By Moses Leos III
The possibility of a seven-cent increase in Kyle’s ad valorem tax rate is part and parcel for the $30 million road bonds issued in 2014. The increase would mark the first time Kyle’s property tax rates surpass .60 cents since the early 1990s.
That increase passed the first hurdle on Aug. 1. By a 7-0 vote in a special called meeting, the Kyle City Council kept the proposed tax rate for the fiscal year 2016 proposed budget at .6146 cents per $100 valuation.
It would raise ad valorem tax rates by 14 percent from fiscal year 2015.
The city’s tax rate increase is derived from a nearly seven-cent spike in the city’s interest and sinking (I&S) rate, which covers the city’s debt service. Kyle currently has about $130.2 million in debt, which includes principal and interest. Kyle Director of Finance Perwez Moheet said the city took advantage of a “strong bond market” and the increased valuation of the community to limit the rate increase.
The city is projecting a 29.6 percent increase in sales tax revenue and 18 percent increase in property tax revenue in 2016. Upon approval of the road bonds in 2013, Moheet said the ad valorem tax rate increase could have been as high as $.22 cents.
Moheet lauded city staff on Saturday on the sale of the city’s $30 million GO Bond, saying it was done “at the right time.”
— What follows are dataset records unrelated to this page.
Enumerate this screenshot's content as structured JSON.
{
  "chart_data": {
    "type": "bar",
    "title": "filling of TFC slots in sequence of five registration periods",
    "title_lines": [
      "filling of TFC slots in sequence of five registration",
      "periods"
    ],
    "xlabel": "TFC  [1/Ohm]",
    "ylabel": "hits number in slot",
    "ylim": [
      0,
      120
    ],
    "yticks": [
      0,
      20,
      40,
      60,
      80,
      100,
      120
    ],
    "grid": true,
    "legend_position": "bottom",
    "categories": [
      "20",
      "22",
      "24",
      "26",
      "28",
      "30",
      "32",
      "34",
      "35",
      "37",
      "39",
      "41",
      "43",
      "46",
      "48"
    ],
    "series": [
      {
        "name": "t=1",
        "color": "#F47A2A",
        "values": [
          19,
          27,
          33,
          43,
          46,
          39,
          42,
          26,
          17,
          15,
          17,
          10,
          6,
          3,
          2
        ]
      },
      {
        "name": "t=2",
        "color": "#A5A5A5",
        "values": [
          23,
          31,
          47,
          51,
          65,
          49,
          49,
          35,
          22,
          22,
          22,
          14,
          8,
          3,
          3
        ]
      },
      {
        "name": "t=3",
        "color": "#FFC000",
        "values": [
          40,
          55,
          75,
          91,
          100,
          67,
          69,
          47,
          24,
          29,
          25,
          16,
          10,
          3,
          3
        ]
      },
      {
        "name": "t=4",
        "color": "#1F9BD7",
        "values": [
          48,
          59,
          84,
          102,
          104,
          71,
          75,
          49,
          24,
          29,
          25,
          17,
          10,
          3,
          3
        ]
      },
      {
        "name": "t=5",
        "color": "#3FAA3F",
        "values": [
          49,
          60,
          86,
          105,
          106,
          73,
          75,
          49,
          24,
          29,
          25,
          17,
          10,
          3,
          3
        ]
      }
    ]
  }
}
Kyle’s proposed tax rate increase will go toward funding the city’s proposed $78.8 million budget for 2016. Under the proposed budget, Kyle residents would not see an increase in water or wastewater rates.
Driving the budget will be roughly $17 million in water and wastewater expenditures. That includes the acquisition of the city’s wastewater treatment plant from Aqua Operations, along with the possibility of an expansion of the plant. The expansion, calculated at $5.3 million, would increase the city’s WWTP to 4.5 million gallons per day.
Kyle Mayor Todd Webster said improving wastewater infrastructure in the city is something the city needed to address. While he praised Moheet for “seeing” the upgrades coming and saving for it, he said not improving wastewater infrastructure could affect development opportunities in the future.
“If we don’t address those things, it’s the thing that will hem us in,” Webster said. “Not having wastewater is the thing that’s preventing us from not getting a manufacturing [employer]or landing that next big project.”
An additional 22.5 new hires are proposed in the next fiscal year across all departments. Included are four new Kyle Police patrol officer positions, four new part-time telecommunications specialist for the Kyle Dispatch center, and a new warrant officer.
Kyle Police Chief Jeff Barnett said it was “clear to the citizens” the city needs more officers. While there will be a training period, Barnett said the new officers will help increase the department’s presence in neighborhoods.
“Too often our officers are going from one call to the next, and not having an opportunity to patrol neighborhoods and actively look for violations, or an opportunity to engage with the public,” Barnett said.
The warrant officer would help collect about $5 million in delinquent court costs. The new telecommunications positions are meant to relieve the two dispatchers who have seen calls for service steadily rise.
Improving a perceived lack of service to citizens is the city’s goal with the new hires. Kyle City Manager Scott Sellers said Saturday the city has a “severe lack of service delivery to what citizens expect us to provide.”
He said the new hires allow Kyle to “catch up” to meet the demand of citizens.
“This is a significant beefing up of our operations in general,” Webster said.